The fate of GST deal was a core focus of the treasurers’ meeting in Brisbane on Friday, with states hoping to make the temporary top-up to GST payments – which is due to expire in 2027 – a permanent fixture.
The “no worse off guarantee” was set up in 2018 after a deal was struck under the former coalition government with Western Australia.
States and territories collectively stand to lose about $5 billion a year once it expires, with that sum expected to go up each year.
A statement issued after the meeting showed a partial or temporary extension was discussed with federal Treasurer Jim Chalmers, but all state and territory treasurers are insisting it is made permanent in the upcoming mid-year budget update.
While a deal was not reached at the meeting, Treasurer Jim Chalmers went in open to talks.
“We do recognise the pressures on some state budgets and territory budgets, and we ask our colleagues to recognise the pressure on the Commonwealth’s budget as well,” he said on Friday.
“It’s not unprecedented, it’s not surprising, it’s not especially troubling that states and territories would like more money from the Commonwealth – that’s a story as old as Federation itself.”
State and territory treasurers want the GST issue squared away before considering any proposals for a more sustainable funding model for the NDIS, which is expected to be discussed at national cabinet next week.

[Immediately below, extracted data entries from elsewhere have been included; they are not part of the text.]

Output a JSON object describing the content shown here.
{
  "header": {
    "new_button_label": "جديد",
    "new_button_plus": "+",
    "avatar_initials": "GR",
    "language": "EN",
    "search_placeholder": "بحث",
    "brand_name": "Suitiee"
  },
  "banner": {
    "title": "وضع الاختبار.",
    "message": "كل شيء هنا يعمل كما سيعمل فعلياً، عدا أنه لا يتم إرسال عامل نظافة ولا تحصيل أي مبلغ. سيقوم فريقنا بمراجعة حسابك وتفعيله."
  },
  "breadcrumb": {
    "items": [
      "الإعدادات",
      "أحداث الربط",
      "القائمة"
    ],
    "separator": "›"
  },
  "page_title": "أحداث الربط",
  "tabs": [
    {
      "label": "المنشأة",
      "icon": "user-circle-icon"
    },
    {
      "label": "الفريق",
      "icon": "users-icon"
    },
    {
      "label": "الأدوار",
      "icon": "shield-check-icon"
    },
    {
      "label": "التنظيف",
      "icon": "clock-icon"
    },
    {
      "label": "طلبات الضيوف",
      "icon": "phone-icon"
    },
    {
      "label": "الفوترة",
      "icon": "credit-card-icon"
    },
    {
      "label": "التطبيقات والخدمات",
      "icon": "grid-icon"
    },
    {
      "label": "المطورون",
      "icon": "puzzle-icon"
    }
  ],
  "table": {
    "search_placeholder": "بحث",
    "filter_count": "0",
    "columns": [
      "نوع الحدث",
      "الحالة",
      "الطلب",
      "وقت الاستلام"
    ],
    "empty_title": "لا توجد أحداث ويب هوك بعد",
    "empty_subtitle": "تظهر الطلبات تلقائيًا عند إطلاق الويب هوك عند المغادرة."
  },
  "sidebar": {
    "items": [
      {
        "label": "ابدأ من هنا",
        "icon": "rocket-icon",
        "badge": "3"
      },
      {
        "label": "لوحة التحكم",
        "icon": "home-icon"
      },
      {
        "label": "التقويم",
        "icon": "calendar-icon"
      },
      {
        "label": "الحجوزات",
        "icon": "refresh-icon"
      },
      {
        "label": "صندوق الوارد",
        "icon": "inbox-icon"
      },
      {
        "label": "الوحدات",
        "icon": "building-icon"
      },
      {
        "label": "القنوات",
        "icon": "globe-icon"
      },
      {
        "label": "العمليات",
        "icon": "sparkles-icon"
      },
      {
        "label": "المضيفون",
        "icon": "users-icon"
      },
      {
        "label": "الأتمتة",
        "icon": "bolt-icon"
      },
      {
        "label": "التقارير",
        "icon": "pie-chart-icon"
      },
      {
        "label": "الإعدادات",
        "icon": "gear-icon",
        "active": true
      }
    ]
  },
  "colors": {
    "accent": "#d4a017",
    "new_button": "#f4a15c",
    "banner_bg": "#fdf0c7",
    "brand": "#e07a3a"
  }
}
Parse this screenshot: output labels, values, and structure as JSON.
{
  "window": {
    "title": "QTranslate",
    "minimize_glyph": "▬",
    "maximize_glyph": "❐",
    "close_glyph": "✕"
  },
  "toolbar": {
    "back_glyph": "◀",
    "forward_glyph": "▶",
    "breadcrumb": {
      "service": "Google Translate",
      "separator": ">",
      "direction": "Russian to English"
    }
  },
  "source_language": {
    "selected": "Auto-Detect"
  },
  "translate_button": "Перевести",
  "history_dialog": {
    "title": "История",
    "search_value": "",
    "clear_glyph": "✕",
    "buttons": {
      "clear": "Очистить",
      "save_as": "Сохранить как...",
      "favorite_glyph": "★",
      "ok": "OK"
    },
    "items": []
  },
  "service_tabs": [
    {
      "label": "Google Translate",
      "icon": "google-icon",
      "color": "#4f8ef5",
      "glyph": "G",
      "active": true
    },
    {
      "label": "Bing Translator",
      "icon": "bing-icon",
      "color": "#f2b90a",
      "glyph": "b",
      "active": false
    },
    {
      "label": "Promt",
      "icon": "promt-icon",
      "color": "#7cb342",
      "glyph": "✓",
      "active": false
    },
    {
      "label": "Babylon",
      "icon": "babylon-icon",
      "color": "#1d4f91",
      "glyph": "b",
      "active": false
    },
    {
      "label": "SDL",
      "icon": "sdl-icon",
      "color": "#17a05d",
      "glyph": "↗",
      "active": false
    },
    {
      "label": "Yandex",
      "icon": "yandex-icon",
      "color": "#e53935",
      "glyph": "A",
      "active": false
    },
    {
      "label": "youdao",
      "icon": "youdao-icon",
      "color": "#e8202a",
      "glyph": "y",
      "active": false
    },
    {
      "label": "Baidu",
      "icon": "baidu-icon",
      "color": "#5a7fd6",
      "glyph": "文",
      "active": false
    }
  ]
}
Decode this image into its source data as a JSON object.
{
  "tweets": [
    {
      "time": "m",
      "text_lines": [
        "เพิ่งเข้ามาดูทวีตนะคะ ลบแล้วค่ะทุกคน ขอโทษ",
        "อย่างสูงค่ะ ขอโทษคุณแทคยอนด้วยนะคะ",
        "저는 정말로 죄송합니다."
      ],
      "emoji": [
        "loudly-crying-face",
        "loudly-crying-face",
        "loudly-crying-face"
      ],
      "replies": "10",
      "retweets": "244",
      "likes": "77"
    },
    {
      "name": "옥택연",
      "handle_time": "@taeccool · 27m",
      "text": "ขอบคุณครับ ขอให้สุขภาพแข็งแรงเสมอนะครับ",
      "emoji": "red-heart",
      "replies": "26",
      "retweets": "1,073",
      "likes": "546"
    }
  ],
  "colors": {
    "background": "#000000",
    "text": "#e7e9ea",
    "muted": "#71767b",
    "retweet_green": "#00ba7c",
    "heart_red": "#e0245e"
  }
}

Queensland Premier Annastacia Palaszczuk said she did not want to see any decline in the GST revenue her state received.
“What’s at stake from 2026 onwards is up to a billion dollars a year to the Queensland government … at national cabinet I’ll be fighting for our fair share of GST,” she said on Friday.
South Australia Premier Peter Malinauskas said on Thursday the original deal was done to “appease Western Australian political considerations” and it “dudded South Australia”.
“It has been a dud deal and it is now coming at us like a freight train in terms of its impact on the South Australian budget, which would mean less money to invest in the things that we care about, particularly health and housing.”
The mid-year update on the federal budget – due later this month – is expected to show a substantial improvement to the bottom line, according to Dr Chalmers, but not a forecast for a second surplus.
Yet others expect a second year in the black for 2023/24, including Rich Insight economist Chris Richardson.
He is forecasting a $10 billion surplus forecast for 2023/24 as it continues “raining dollars”.
He also anticipates deficits that are each more than $20 billion smaller than Treasury’s May forecasts, starting at $11 billion in 2024/25, $13 billion in 2025-26, and $7 billion in 2026/27.
In 2022/23, the first surplus in 15 years was posted, and at $22 billion, it was $18 billion bigger than expected.
Mr Richardson said the make-up of the surplus was evolving, with personal and spending taxes making a larger contribution than profit taxes now that commodity prices have stalled.